The next day we had a sleep in before venturing out for more Old Quarter exploring. We had booked a sleeper train ticket to Hue via the hotel staff that would be leaving at 7pm. The proprietor let us keep our bags in the room until it was time to go to the station. He called us a taxi and bid us farewell. Taxis are a good way to go in Hanoi. They have metres and are quite cheap.

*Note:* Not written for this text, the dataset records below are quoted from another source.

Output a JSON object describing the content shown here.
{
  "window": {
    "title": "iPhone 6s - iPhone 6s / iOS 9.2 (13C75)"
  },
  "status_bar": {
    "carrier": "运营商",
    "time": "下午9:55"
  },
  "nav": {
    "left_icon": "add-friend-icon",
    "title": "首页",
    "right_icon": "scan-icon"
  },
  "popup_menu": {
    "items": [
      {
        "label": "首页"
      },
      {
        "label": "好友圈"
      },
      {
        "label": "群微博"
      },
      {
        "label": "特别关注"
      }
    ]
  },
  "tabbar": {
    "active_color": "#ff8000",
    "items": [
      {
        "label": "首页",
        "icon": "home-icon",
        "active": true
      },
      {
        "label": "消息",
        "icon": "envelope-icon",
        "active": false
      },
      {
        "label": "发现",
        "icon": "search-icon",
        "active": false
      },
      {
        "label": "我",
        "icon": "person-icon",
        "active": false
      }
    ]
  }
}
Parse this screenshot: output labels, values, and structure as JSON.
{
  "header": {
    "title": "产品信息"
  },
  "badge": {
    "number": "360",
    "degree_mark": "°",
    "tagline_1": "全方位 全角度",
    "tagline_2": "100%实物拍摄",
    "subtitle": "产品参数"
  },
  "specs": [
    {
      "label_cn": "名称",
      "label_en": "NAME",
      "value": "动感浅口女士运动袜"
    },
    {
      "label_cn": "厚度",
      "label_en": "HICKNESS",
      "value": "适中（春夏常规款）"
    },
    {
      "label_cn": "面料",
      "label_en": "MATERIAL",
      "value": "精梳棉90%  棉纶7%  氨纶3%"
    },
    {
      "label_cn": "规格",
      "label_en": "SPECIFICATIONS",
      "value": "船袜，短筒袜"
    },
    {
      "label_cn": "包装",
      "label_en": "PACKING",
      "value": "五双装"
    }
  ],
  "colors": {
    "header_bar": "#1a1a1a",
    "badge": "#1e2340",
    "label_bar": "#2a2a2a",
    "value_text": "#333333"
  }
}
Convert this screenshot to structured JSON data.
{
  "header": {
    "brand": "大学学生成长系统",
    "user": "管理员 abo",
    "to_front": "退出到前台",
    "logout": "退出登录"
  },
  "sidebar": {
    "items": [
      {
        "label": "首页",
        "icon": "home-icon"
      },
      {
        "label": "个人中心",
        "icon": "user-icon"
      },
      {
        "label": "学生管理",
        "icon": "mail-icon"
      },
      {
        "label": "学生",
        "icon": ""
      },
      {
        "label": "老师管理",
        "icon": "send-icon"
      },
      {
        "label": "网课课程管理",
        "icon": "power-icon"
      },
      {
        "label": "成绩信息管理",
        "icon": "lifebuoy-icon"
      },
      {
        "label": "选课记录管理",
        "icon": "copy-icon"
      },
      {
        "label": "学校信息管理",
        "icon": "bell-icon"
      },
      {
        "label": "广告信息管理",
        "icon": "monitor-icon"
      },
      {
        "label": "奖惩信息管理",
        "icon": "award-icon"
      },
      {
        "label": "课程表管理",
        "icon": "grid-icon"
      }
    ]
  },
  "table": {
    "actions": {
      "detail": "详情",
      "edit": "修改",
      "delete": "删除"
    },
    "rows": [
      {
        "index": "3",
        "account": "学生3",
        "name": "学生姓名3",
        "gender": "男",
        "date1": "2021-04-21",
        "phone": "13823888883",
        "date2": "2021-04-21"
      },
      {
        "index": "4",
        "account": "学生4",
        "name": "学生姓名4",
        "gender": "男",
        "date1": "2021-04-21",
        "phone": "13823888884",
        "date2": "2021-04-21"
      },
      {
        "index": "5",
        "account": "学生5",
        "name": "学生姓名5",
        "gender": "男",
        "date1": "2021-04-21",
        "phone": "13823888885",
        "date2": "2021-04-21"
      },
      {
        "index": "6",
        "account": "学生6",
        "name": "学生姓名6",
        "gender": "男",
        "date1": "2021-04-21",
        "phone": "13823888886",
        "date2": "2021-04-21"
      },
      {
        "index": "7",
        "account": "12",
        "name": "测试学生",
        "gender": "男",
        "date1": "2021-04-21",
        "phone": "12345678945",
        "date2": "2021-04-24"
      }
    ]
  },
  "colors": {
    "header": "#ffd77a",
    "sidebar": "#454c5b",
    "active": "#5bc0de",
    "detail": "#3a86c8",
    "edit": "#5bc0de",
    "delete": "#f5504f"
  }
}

When we arrived at the station a man at the entrance asked for our ticket. We thought he must be official so showed him our tickets. He then took Deb's bag and ushered us to some seats and asked us to stay there. When it was time to get on the train he came to get us and our bags. He was being helpful so we had decided we would give him a couple of dollars (30 000 dong) which, by Vietnamese standards, is more than generous. He showed us to our cabin then proceeded to ask for over 100 000 for his efforts. None of what he had done for us was beyond what we could've achieved ourselves. Cunningly though he had placed us in a position in the station where we couldn't see what was going on, otherwise we wouldn't have needed his help. We refused to pay him and were quite annoyed at his deceitfulness. He came down in price to 50 000 dong quite quickly. We offered him our original tip and indicated no mention of money was made at the beginning. He eventually took the 30 000 and left. Advice to others: Beware of helpful people posing as officials at train stations!
The sleeper was spartan but comfortable and turned out to be a good way to travel. Leaving Hanoi at 7pm, have a sleep in a bed, and arrive in Hue just after 8am. Beats a bus any day!